Chicken study reveals speedy and dynamic evolution
7 Dec 2015 by Evoluted New Media
Mutations in chicken genomes suggest that evolution rates could occur 15 times faster than previously thought.
Mutations in chicken genomes suggest that evolution rates could occur 15 times faster than previously thought. Scientists led by Oxford University’s Research Laboratory for Archaeology studied individual chickens that were part of a pedigree and found two mutations had occurred in the mitochondrial genomes in only 50 years.
“Our study shows that evolution can move much faster in the short term than we had believed from fossil-based estimates,” said research leader Professor Greger Larson.
Previous studies had suggested that the rate of change in the mitochondrial genome was never faster than about 2% per million years. The team used a well-documented 50 year pedigree population of chicken and reconstructed the mitochondrial DNA passed from mothers to daughters within the population of 12 chickens of the same generation.The results, published online in Biology Letters, showed more than a 10-fold difference in the size of the chickens when weighed at 56 days old.
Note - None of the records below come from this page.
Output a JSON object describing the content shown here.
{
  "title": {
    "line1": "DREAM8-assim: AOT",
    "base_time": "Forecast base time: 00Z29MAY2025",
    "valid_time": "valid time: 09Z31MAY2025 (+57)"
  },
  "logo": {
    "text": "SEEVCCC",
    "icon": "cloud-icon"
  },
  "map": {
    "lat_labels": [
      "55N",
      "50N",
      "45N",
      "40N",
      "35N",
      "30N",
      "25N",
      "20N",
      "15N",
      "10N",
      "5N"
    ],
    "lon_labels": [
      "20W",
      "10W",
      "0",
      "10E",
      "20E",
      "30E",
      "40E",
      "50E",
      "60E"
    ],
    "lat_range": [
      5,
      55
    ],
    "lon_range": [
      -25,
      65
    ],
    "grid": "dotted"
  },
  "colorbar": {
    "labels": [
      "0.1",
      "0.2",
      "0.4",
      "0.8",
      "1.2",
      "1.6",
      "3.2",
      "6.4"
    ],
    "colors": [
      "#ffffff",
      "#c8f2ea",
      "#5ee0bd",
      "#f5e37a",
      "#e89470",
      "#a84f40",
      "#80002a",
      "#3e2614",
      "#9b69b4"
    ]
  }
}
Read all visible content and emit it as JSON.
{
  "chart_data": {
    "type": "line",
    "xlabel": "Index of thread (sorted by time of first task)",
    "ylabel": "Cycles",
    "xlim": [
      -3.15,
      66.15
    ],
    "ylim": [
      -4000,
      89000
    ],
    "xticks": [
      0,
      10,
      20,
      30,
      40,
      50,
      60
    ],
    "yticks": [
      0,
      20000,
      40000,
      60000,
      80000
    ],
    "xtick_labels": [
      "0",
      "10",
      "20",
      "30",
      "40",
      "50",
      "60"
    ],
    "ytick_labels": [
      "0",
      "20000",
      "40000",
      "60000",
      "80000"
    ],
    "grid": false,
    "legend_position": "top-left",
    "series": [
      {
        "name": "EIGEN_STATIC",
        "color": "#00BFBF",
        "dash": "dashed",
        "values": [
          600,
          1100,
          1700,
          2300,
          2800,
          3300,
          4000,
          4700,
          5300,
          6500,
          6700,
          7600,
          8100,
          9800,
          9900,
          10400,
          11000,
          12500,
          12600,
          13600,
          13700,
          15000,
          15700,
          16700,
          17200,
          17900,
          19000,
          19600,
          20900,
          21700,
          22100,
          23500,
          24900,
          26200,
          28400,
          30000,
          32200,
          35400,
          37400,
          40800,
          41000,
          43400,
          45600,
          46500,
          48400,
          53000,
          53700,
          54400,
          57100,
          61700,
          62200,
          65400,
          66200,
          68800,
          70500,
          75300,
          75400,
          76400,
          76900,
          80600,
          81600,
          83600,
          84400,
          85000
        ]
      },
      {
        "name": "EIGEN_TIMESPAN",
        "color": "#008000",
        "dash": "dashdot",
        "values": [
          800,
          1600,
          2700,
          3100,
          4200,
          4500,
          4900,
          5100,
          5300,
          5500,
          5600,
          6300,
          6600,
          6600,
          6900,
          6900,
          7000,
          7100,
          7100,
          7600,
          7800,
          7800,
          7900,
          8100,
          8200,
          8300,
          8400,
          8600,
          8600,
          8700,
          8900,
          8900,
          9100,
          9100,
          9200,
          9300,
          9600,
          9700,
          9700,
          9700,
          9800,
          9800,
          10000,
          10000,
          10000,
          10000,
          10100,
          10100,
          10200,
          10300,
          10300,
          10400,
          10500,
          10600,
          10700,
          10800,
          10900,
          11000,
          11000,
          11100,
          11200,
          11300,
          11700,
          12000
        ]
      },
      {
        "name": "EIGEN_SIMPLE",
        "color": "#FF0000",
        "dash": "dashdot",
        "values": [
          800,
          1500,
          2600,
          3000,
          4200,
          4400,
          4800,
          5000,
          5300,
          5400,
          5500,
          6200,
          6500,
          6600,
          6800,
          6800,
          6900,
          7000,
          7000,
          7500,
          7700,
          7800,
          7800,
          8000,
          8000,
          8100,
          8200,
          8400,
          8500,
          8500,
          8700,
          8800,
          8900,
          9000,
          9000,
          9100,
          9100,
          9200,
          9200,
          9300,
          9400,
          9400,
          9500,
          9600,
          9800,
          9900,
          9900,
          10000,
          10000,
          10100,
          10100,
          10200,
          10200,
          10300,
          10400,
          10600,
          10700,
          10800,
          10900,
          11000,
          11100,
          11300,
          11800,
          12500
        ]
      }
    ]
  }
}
“Our observations reveal that evolution is always moving quickly but we tend not to see it because we typically measure it over longer time periods. Our study shows that evolution can move much faster in the short term than we had believed from fossil-based estimates. Previously, estimates put the rate of change in a mitochondrial genome at about 2% per million years. At this pace, we should not have been able to spot a single mutation in just 50 years, but in fact we spotted two,” said senior author Professor Larson.
The team also discovered a single instance of mitochondrial DNA being passed down from a father. “We identified chicks who inherited their mitochondria from their father, meaning so-called “paternal leakage” can happen in avian populations. Both of these findings demonstrate the speed and dynamism of evolution when observed over short time periods,” said research associate Dr Michelle Alexander.